Note taht the reason why Class.getResourceAsStream(...) as used in your example is getting a file from your build directory is because you are running it within your IDE. If you run it outside the IDE this path will change. This is because the path to the class file (xmlhandler.class) will most likely change and Class.getResourceAsStream(...) relies on it to find the resource.

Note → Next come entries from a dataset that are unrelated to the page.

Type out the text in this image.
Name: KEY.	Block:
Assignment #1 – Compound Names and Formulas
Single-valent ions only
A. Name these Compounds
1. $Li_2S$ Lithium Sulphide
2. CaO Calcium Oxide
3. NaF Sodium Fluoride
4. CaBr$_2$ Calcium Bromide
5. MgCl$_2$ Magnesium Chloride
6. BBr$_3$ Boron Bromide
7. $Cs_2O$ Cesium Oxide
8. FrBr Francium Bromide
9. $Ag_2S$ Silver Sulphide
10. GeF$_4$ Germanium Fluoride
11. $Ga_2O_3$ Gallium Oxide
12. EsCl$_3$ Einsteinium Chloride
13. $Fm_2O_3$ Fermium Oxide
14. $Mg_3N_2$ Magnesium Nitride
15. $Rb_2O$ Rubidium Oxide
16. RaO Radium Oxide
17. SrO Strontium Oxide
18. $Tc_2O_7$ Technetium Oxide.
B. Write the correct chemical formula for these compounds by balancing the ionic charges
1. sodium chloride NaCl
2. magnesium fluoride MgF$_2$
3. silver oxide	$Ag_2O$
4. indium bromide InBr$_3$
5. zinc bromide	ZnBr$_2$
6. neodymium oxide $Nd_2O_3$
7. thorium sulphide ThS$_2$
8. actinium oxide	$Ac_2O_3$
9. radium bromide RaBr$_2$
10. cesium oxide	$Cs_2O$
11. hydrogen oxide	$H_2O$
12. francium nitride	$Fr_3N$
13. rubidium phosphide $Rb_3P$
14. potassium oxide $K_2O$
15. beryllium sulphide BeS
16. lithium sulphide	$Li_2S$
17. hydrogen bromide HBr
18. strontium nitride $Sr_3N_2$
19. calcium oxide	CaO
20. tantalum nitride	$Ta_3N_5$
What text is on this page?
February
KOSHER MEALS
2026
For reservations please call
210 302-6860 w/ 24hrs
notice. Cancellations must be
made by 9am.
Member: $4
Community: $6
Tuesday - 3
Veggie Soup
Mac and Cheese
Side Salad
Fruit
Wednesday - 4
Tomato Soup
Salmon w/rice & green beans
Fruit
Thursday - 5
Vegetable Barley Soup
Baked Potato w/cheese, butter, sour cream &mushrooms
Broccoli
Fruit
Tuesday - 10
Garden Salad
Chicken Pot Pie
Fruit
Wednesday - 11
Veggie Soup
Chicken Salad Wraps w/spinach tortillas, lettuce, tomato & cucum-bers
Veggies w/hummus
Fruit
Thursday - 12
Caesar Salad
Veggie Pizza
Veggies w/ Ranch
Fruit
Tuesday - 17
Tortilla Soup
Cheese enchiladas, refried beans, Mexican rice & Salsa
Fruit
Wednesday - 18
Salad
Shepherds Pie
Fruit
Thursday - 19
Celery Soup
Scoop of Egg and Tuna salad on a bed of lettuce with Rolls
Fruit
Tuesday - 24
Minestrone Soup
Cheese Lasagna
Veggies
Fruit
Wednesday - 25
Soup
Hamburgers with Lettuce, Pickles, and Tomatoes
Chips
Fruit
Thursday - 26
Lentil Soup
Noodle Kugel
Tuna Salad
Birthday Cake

Also note that your src directory will most likely not even exist when the application is deployed. Even if it did, there's no way to know if your users will have it deployed in a location with write access. So what you are trying to do doesn't make much sense.
Edit01
This is an example of how you could do what you want. This will create a home directory for your application where you can write files any way you wish. If the file you want to preserve between application runs does not exist, it will be created and filled with the content of your resource file. Note that this is just an example.
import java.io.File;
import java.io.FileNotFoundException;
import java.io.FileOutputStream;
import java.io.IOException;
import java.io.InputStream;
import java.io.OutputStream;
public class ConfigDir {
private static final String APP_DIR = ".myappdir";
private static final String FILE_NAME = "shutdownscheduler.xml";
private File fillFileFromTemplate(InputStream template, File file) throws FileNotFoundException, IOException {
OutputStream out = null;
try {
out = new FileOutputStream(file);
int read = 0;
byte[] bytes = new byte[1024];
while ((read = template.read(bytes)) != -1) {
out.write(bytes, 0, read);
}
out.flush();
return file;
} catch (FileNotFoundException ex) {
throw ex;
} finally {
if (out != null) {
out.close();
}
}
}
public static void main(String[] argv) throws IOException {
String userdir = System.getProperty("user.home"); // user home directory
// OR if you know that your program will run from a directory that has write access
// String userdir = System.getProperty("user.dir"); // working directory
if (!userdir.endsWith(System.getProperty("file.separator"))) {
userdir += System.getProperty("file.separator");
}
String myAppDir = userdir + APP_DIR;
File myAppDirFile = new File(myAppDir);
myAppDirFile.mkdirs(); // create all dirs if they do not exist
String myXML = myAppDir + System.getProperty("file.separator") + FILE_NAME;
File myXMLFile = new File(myXML); // this is just a descriptor
ConfigDir cd = new ConfigDir();
if (!myXMLFile.exists()) {
// if the file does not exist, create one based on your template
// replace "ConfigDir" with a class that has your xml next to it in src dir
InputStream template = ConfigDir.class.getResourceAsStream(FILE_NAME);
cd.fillFileFromTemplate(template, myXMLFile);
}
// use myXMLFile java.io.File instance for read/write from now on
/*
DocumentBuilderFactory documentbuilderfactory=DocumentBuilderFactory.newInstance();
DocumentBuilder documentbuilder=documentbuilderfactory.newDocumentBuilder();
Document document=(Document)documentbuilder.parse(myXMLFile);
document.getDocumentElement();
...
*/
}
}